Intensive Anfangsphase der Vendee Globe

Erlebte einen intensiven Rennstart: Boris Herrmann. © Malizia

Hamburg – Essen kochen, mal entspannt durchschnaufen, schlafen – alles, was im normalen Leben so selbstverständlich abläuft, ist für Boris Herrmann auf seiner „Malizia-Seaexplorer“ ein ganzes Stück komplizierter. Der deutsche Extremsegler groovt sich nach dem Start der Vendee Globe und ersten technischen Problemen aber immer mehr ein und holt auf.

„Diese Dinge, die an Land normal und simpel sind, sind an Bord manchmal nicht so einfach“, sagte Herrmann, der bei dem Solo-Rennen rund um die Welt jeden Schritt auf seiner 18 Meter langen Jacht planen muss. An den ersten der rund 80 Tage auf dem Meer gilt es für den 43 Jahre alten Familienvater, einen Rhythmus aufzubauen, mit dem er die hohe Belastung meistern kann.

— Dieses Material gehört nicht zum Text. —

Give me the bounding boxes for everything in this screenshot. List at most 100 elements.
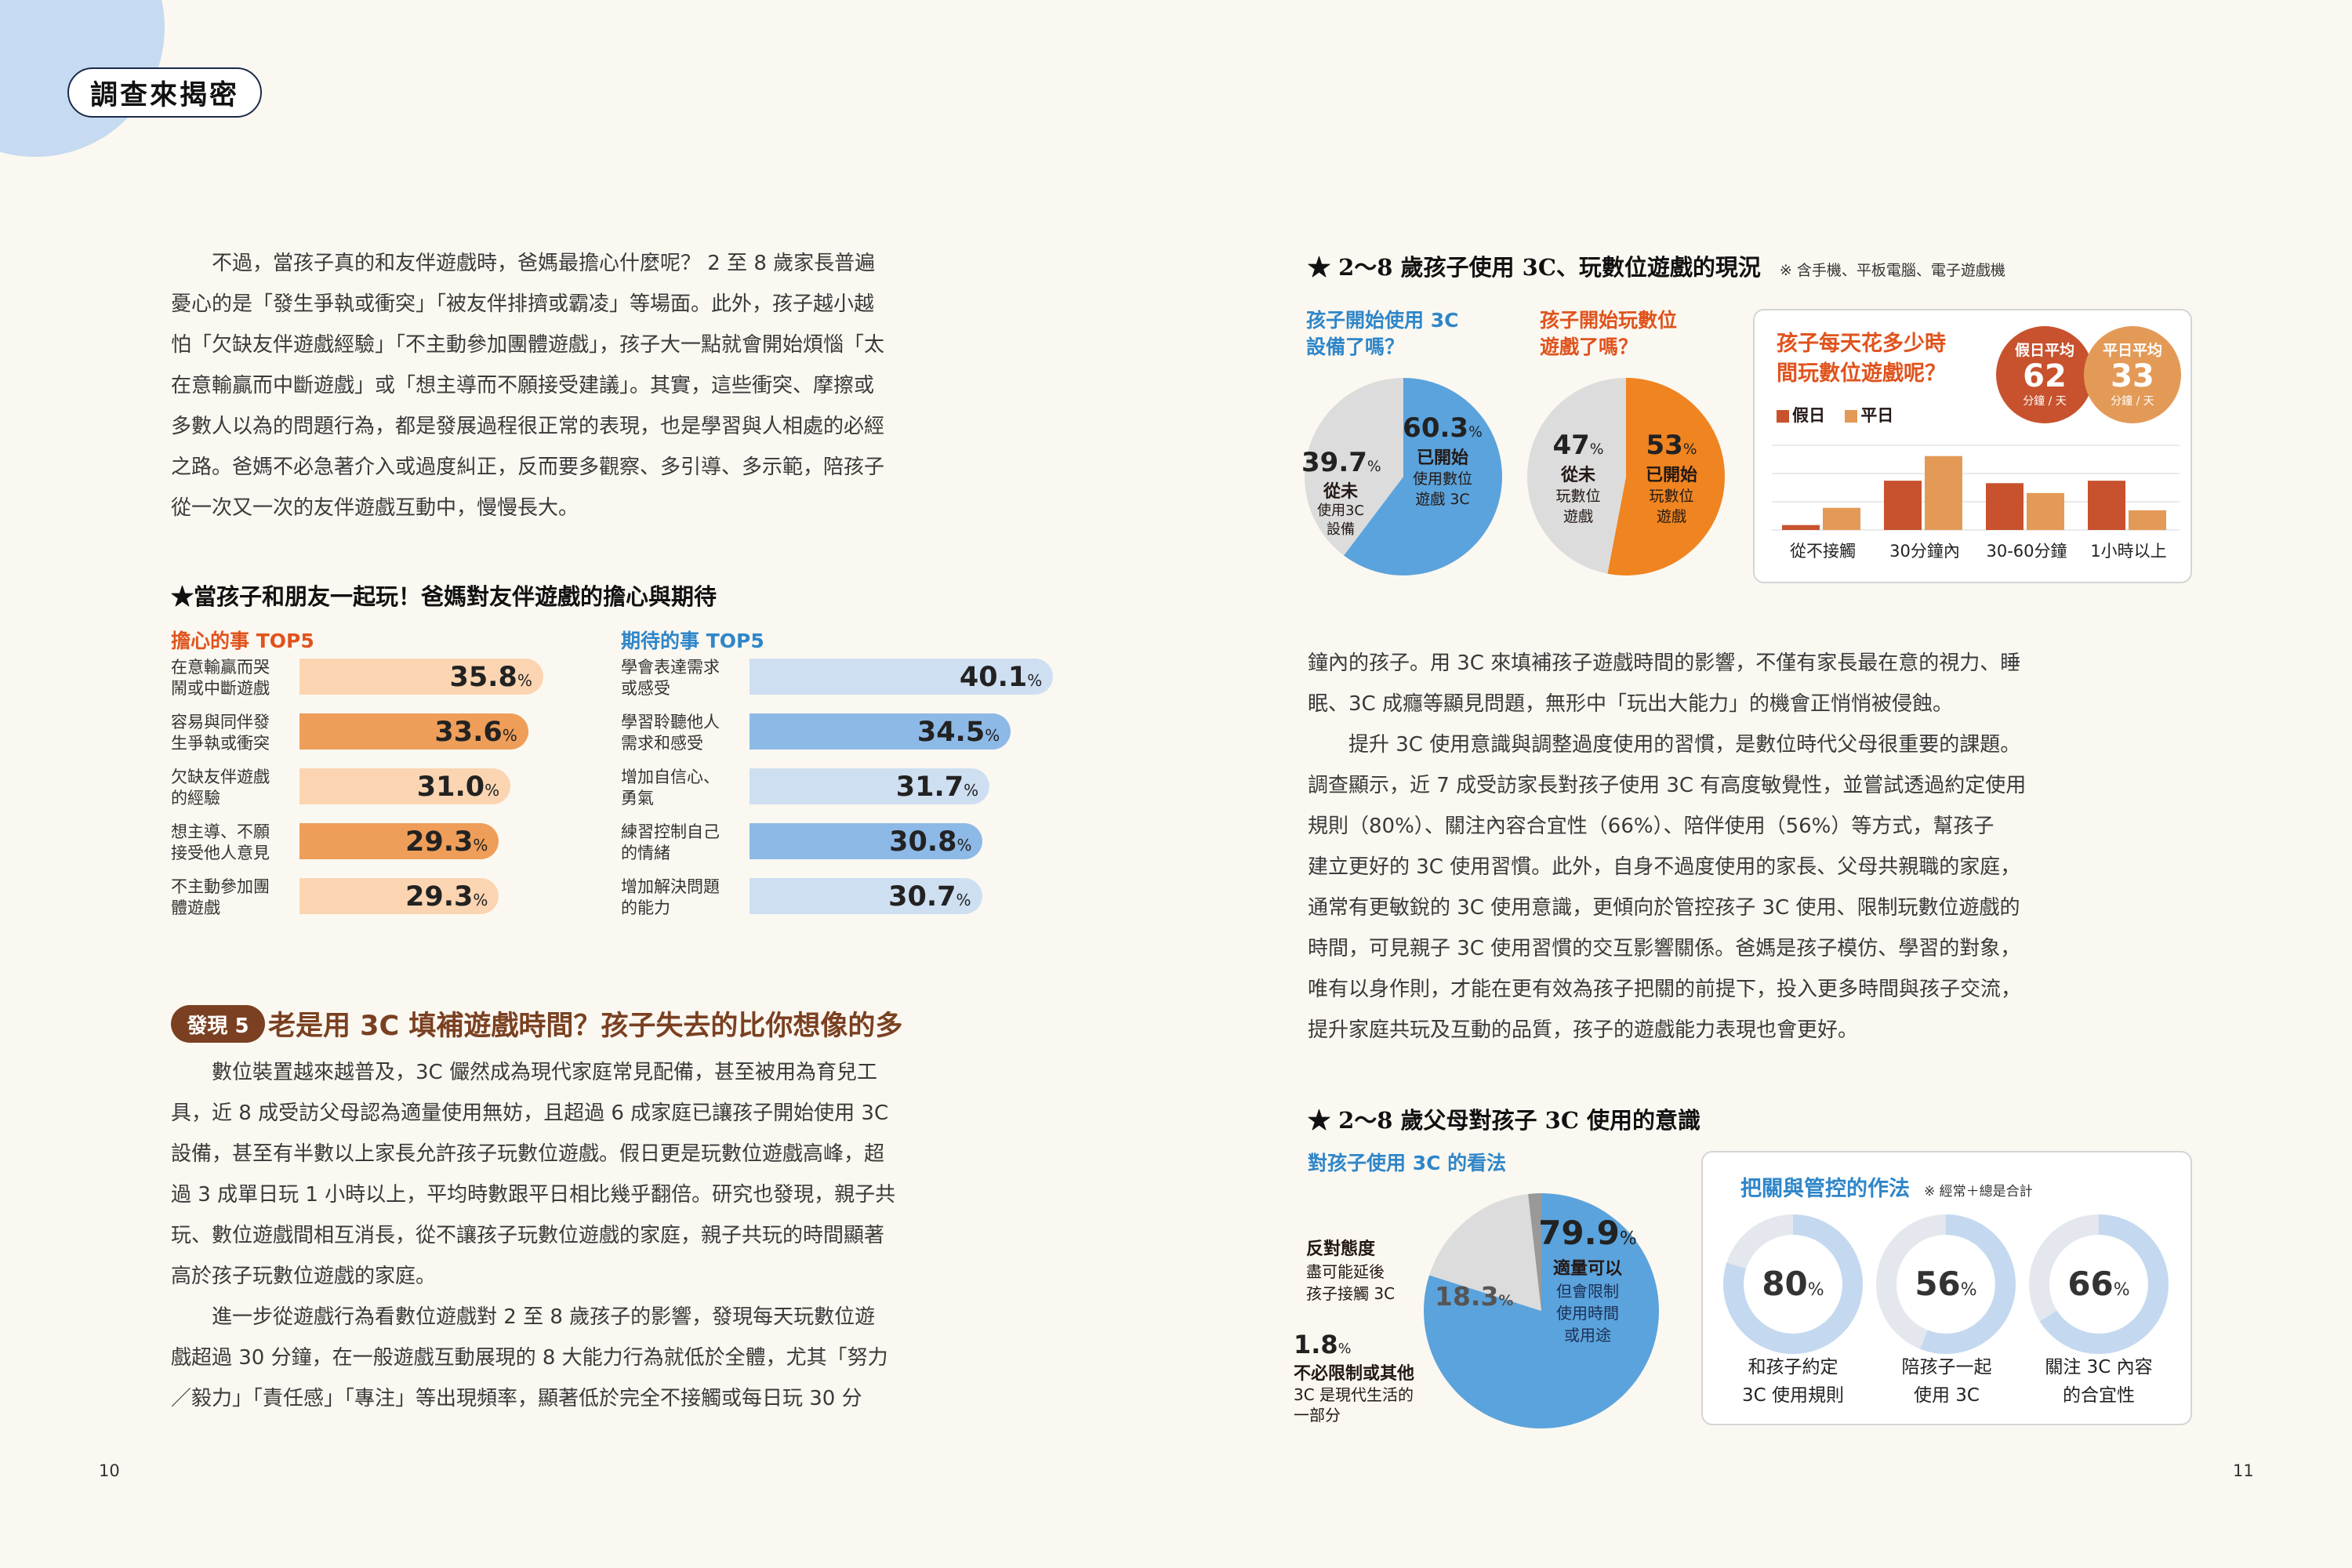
control-title: 把關與管控的作法 ※ 經常＋總是合計 [1740, 1171, 2033, 1202]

„Ich habe etwas Kopfschmerzen und nicht viel geschlafen. Ich empfinde es als intensiv, aber das habe ich auch erwartet“, hatte Herrmann nach der ersten, doch eher unrunden Nacht auf dem Wasser berichtet. Stundenweise legt er sich in seine Koje – die Kopfhörer, die vor den lärmenden Bootsgeräuschen schützen, mit einem Stirnband fixiert. Und schöpft frische Kraft für die nächsten Stunden, die immer wieder auch unvorhersehbare Herausforderungen bringen.

Kurz nach dem Start gab es so eine Situation, als Herrmann Probleme mit der Bootssteuerung identifizierte und dies erstmal mithilfe telefonischer Hinweise der Technik-Crew an Land in Ordnung brachte. „Jetzt ist es wieder gut“, sagte er danach zufrieden und startete eine erste kleine Aufholjagd.

Der Mitfavorit, der 2021 nach einer Kollision mit einem Fischerboot kurz vor dem Ziel Rang Fünf erreichte, schob sich am Dienstag ins erste Drittel der 40 Teilnehmer vor, die mittlerweile weitgehend das Kap Finisterre im Nordwesten Spaniens passiert haben. Der Franzose Charlie Dalin lag bei der Marke in Führung vor dem Briten Sam Goodchild und Dalins Landsmann Yoann Richomme.